Cette hausse s’explique en grande partie par l’activité d’un seul État. La Floride est responsable de près de quarante pour cent des mises à mort réalisées cette année. Selon les analystes, cette accélération pourrait être liée à des considérations politiques, le gouverneur de l’État, Ron DeSantis, étant parfois perçu comme cherchant à affirmer son autorité en vue de futurs scrutins nationaux. L’administration fédérale, par la voix de l’ancien président Donald Trump, a également affiché un soutien marqué à la peine capitale, une position susceptible d’avoir influencé certains États dans leur calendrier d’exécutions.
Néanmoins, cette dynamique entre en contradiction avec l’évolution de l’opinion publique. Le soutien des citoyens à la peine de mort est tombé à son plus bas niveau depuis un demi-siècle. Ce désintérêt se reflète dans les tribunaux, où le nombre de nouvelles condamnations capitales prononcées reste historiquement faible, avec seulement vingt-deux sentences cette année. Les jurés éprouvent par ailleurs des difficultés croissantes à statuer à l’unanimité en faveur de ce verdict.
Les modalités d’application demeurent concentrées géographiquement. Une douzaine d’États, principalement situés dans le sud du pays, ont procédé à des exécutions en 2025. La méthode privilégiée reste l’injection létale, bien que d’autres procédés aient été employés, comme l’inhalation d’azote en Alabama ou le peloton d’exécution en Caroline du Sud, suscitant des critiques de la part d’organisations internationales.

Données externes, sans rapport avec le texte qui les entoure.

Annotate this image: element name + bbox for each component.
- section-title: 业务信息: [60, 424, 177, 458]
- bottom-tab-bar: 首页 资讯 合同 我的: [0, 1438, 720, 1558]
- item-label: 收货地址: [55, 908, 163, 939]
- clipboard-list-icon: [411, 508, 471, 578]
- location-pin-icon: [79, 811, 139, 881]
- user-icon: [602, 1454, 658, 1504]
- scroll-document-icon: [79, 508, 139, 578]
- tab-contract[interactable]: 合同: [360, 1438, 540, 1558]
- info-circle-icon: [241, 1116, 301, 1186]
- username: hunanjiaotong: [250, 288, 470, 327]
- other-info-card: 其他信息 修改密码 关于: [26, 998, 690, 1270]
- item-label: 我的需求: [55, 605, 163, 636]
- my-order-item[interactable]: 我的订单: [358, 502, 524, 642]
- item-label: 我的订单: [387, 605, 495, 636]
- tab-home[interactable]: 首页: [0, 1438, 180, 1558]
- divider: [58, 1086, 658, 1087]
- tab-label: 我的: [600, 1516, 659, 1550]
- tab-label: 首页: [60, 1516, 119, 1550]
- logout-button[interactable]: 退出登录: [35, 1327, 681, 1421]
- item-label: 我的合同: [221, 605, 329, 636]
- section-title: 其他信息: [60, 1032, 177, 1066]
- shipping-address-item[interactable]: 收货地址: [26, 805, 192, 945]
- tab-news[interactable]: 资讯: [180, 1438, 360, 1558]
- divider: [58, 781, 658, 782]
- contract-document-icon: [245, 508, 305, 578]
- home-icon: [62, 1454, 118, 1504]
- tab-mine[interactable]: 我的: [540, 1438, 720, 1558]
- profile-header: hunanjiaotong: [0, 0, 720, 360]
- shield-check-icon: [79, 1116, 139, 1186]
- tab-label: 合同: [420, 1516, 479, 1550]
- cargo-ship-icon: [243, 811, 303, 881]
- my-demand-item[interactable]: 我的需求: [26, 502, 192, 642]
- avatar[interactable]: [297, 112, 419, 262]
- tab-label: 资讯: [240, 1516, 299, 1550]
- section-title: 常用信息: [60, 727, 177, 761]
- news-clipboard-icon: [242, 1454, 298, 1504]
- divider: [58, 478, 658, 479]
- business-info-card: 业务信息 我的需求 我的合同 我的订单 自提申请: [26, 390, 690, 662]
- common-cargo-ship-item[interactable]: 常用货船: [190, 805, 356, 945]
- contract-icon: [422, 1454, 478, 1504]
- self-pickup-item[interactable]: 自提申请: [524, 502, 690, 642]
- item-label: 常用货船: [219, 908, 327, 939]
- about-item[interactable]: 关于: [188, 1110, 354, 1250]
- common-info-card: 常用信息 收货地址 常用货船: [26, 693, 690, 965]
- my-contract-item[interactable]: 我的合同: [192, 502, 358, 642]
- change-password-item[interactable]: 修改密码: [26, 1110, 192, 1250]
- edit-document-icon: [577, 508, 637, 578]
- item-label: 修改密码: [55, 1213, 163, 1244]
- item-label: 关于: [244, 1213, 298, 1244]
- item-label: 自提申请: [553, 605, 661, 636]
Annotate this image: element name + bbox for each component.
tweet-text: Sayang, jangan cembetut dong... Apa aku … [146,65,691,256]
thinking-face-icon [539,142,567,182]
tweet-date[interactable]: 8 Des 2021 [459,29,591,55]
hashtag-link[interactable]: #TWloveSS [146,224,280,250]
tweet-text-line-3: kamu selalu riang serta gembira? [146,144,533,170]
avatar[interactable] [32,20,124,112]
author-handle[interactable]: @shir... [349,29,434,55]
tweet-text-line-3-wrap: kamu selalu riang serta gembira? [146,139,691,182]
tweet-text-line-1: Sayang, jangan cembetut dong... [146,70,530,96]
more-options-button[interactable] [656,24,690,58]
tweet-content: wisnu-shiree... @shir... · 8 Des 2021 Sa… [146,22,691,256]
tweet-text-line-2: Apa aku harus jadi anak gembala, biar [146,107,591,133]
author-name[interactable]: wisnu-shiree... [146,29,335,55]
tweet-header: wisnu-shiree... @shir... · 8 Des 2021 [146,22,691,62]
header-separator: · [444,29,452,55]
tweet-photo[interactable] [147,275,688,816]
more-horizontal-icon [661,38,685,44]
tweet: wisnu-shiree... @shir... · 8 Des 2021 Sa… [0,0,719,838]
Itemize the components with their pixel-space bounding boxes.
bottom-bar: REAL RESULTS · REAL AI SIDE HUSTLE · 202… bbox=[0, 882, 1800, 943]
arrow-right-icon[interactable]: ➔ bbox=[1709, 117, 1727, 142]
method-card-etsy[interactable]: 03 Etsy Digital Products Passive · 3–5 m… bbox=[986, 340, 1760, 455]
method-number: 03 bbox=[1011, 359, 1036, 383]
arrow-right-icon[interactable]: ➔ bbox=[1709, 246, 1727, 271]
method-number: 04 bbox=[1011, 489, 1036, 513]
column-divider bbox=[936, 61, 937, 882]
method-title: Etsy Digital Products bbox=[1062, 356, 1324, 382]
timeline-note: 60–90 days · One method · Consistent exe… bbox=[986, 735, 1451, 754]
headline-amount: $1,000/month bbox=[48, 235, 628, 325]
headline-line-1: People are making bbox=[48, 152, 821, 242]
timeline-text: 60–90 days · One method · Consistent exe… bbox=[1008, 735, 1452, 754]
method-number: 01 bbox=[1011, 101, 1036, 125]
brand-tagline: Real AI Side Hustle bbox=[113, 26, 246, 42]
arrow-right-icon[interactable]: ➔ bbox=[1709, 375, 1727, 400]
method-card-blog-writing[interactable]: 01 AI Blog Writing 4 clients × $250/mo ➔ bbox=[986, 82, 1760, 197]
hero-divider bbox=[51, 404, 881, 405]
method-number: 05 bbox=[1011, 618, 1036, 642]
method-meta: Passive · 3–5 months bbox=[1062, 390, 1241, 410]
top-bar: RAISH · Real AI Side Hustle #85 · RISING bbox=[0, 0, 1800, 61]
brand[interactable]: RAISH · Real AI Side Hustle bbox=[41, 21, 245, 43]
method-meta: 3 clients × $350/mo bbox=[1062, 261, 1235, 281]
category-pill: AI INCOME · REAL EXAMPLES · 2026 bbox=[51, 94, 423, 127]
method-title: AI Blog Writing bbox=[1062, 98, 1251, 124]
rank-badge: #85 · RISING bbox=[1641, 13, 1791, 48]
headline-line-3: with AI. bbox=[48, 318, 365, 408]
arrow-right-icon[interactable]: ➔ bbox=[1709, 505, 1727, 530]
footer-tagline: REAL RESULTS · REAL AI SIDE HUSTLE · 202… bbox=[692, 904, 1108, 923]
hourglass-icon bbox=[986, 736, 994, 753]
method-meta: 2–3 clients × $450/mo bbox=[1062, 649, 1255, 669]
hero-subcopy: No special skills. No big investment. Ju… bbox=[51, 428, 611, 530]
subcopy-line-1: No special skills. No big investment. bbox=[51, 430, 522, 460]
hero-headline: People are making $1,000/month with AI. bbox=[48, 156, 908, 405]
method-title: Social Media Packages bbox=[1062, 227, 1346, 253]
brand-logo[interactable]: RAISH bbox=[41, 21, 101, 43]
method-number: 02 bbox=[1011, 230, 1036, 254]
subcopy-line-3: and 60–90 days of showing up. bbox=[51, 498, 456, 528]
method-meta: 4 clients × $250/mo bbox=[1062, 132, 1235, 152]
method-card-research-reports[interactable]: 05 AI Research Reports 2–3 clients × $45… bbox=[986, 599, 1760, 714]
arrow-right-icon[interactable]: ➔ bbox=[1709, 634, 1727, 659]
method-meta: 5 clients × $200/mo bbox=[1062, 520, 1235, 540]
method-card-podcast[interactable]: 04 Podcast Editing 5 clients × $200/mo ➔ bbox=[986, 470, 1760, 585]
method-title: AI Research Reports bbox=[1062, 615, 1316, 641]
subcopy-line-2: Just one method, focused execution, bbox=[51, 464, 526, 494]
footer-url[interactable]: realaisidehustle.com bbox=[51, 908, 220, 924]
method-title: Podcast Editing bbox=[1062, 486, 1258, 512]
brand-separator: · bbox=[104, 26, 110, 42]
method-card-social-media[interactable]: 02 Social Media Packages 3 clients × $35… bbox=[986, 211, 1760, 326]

Le paysage juridique concernant la peine capitale reste fragmenté. Vingt-trois États l’ont abolie, tandis que trois autres observent un moratoire sur les exécutions. L’année a également été marquée par des décisions judiciaires notables, remettant en cause des condamnations pour vice de procédure ou sur la base de nouveaux éléments médicaux, illustrant les interrogations persistantes sur l’équité et la fiabilité du système.